2017-12-20 20:06:20.026709: Step 990: Cross entropy = 0.301570 2017-12-20 20:06:20.089091: Step 990: Validation accuracy = 85.0% 2017-12-20 20:13:18.808711: Step 999: Train accuracy = 100.0% 2017-12-20 20:13:18.808775: Step 999: Cross entropy = 0.294399 2017-12-20 20:13:18.875108: Step 999: Validation accuracy = 88.0%

But again, the network is probably overfitted after 1000 steps and certainly with a training accuracy of 100% but validation of 'only' 86%.

— You are receiving this because you were assigned. Reply to this email directly, view it on GitHub https://github.com/tue-robotics/tue_robocup/issues/502#issuecomment-353157199, or mute the thread https://github.com/notifications/unsubscribe-auth/AD-4l_1XtedzSoHpNAOmEvyeKOssKD0Oks5tCV17gaJpZM4QmT1l .

Rayman commented 6 years ago

TRAINING accuracy will always be 100% after enough steps.

LoyVanBeek commented 6 years ago

@MatthijsBurgh said he would run on the validation set.

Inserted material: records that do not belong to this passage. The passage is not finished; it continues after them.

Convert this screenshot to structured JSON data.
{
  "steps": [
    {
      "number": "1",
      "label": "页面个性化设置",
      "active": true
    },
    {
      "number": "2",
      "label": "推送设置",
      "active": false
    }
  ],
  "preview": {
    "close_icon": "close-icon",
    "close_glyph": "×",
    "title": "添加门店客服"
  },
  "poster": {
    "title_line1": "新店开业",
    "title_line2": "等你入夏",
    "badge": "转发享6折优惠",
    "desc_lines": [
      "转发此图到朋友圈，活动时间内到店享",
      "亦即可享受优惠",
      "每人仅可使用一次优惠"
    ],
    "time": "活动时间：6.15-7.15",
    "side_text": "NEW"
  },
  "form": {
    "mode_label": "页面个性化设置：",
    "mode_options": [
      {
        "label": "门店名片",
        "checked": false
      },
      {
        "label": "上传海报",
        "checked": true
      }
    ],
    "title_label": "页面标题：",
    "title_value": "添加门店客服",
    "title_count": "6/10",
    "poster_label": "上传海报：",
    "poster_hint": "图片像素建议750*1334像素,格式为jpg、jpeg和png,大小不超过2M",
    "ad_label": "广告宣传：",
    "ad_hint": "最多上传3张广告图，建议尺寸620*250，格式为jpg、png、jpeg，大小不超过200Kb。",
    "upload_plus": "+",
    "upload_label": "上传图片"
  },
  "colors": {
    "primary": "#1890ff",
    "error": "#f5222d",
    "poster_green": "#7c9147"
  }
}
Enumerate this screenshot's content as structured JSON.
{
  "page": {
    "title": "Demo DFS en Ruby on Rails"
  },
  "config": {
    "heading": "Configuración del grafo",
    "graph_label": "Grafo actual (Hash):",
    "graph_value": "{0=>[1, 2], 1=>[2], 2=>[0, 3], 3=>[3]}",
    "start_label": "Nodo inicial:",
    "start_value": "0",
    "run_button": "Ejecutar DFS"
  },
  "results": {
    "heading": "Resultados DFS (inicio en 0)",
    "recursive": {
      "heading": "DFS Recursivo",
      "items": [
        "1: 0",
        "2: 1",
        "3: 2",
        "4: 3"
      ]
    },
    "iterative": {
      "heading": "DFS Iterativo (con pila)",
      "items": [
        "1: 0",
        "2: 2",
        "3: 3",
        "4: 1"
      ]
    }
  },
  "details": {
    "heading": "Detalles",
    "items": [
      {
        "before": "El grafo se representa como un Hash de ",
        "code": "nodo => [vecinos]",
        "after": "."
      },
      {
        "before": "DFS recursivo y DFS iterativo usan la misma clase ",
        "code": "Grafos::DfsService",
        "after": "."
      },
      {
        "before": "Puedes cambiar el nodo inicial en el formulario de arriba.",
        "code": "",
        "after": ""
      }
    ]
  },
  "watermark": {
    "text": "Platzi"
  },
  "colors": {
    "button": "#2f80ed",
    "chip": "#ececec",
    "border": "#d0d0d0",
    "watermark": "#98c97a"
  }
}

And yes, the network is likely to be overfitting.

MatthijsBurgh commented 6 years ago

rosrun tensorflow_ros retrain ~/MEGA/data/robotics_testlabs/training_data_Josja/training /tmp/inception ~/MEGA/data/robotics_testlabs/training_data_Josja/AugmentationTest/Flip250/ --batch=100 --steps=250 --flip_left_right=10 Result Final accuracy: 0.62443438914

rosrun tensorflow_ros retrain ~/MEGA/data/robotics_testlabs/training_data_Josja/training /tmp/inception ~/MEGA/data/robotics_testlabs/training_data_Josja/AugmentationTest/Crop250/ --random_crop=10 --batch=100 --steps=250 Result Final accuracy: 0.619909502262

rosrun tensorflow_ros retrain ~/MEGA/data/robotics_testlabs/training_data_Josja/training /tmp/inception ~/MEGA/data/robotics_testlabs/training_data_Josja/AugmentationTest/Scale/ --scale=10 --batch=100 --steps=1000 Result Final accuracy: 0.62443438914

rosrun tensorflow_ros retrain ~/MEGA/data/robotics_testlabs/training_data_Josja/training /tmp/inception ~/MEGA/data/robotics_testlabs/training_data_Josja/AugmentationTest/Scale250/ --batch=100 --steps=250 --random_scale=10 Result

LoyVanBeek commented 6 years ago

So it still sucks... :sob:

Rayman commented 6 years ago

Please don't put your batch size that high. Between 10 and 32 I think is good. I told this already a few times.

MatthijsBurgh commented 6 years ago

A lot of testing has been done, but no significant improvements have been shown.